Ximena Pascutti está embarazada de ocho meses y todos los días es una de los 267.000 pasajeros que viaja en subte. Al indagar sobre cómo se desplaza a la redacción en la línea B, se larga a hablar sin parar. “En la Argentina tener que viajar en transportes públicos es, sin dudas, uno de los aspectos desagradables del embarazo. Si bien somos mujeres sanas, el embarazo supone un estado de fragilidad física y emocional real contundente que sólo se comprende cuando se pasa por ahí. Sobrevuela bastante, creo, la sensación de que la embarazada es una versera que se hace la pobrecita. En la lista de los que no te ceden el asiento, las chicas jóvenes y los oficinistas. Se hacen bien los pelotudos/as escuchando música, mandando mensajitos o cerrando los ojos. Lo raro es que cuando no cierran los ojos, por lo general los muchachos te miran el escote (se sabe, todo crece mucho en este estado) y las chicas la panza. No me pregunten por qué luego no me ceden el asiento.
Señores y señoras de más de 50 son los más atentos. Literalmente me angustio, pero no me queda otra que usarlo. Se da una suerte de escenario de rencores sociales que pueden ser expresados a los codazos, empujones y malos tratos inesperados. Es un campo de batalla donde se puede hacer catarsis. Y en ese quilombo, también entramos las embarazadas, que viajamos tan mal como el resto de la gente, pero con un bebé a cassette que hay que proteger a toda costa. En el colectivo, siempre hay algún señor o señora que se hacen los sotas unos minutos y luego te dejan sentar. En el fondo, y en la superficie, creo que se trata de ignorancia de nuestra comunidad (la gente no sabe que un codazo mal dado puede hacerte peligrar un bebé, o que los primeros tres meses son de alto riesgo, aunque no se note la panza) y sobre todo de una gran falta de solidaridad que se expresa a cada baldosa. Así que pido el asiento, con mi mejor cara de poker y un poco de culpa, que he decidido trabajar luego en mi terapia (donde me siento).”

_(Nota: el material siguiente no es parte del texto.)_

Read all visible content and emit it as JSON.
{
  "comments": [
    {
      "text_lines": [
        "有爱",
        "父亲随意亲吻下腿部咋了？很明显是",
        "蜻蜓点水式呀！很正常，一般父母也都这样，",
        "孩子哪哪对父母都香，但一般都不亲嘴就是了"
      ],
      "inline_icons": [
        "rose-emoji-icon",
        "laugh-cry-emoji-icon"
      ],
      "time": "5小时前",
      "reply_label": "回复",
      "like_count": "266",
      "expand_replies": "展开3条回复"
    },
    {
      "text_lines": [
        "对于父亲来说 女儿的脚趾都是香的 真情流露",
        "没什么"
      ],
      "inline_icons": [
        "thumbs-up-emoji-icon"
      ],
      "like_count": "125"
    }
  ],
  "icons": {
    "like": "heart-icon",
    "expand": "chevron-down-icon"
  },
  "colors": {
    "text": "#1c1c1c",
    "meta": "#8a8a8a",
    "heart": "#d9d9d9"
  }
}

Ximena cuenta sus anécdotas una y otra vez, y abre sus enormes ojos que denotan su propia incredulidad. “Hace un mes y medio, ya con panza notoria, subí a las 6 de la tarde al subte D. Tenía que ir al médico obstetra, por Santa Fe y Pueyrredón, y no me daba el presupuesto para un transporte más cómodo y rápido. De más está decir que nadie me cedió el asiento. Me apretujaron la panza de tal modo a pesar de que estaba pidiendo que no me empujaran porque estaba embarazada, que me largué a llorar, ahí, en medio de una formación que había demorado su salida porque las puertas no cerraban por la cantidad de gente. Tenía al lado un policía con auriculares que creo que estaba escuchando música. Ni pelota. Ni él ni nadie de los que me rodeaban y me empujaban. Al final una chica me cedió el asiento, pero yo creo que fue porque me vio llorando. Más por lástima que por convicción. Ahora estoy puliendo un poco mis hábitos al viajar. Estoy más estratega: cuando estoy bajando las escaleras para tomar un subte, voy sacándome el abrigo, para que nadie tenga dudas de que llevo ocho kilos de embarazo colgando. Agarro mi mochila con un brazo, el saco en el otro, y me dispongo para la guerra. La vergüenza es algo que va quedando lejos. Lo importante es llegar con Zoe (mi beba a cassette) a destino, y enterita. La tengo que cuidar, porque si no la que me pasará facturas será ella. Y no hay psicoanalista que pueda con esas culpas.”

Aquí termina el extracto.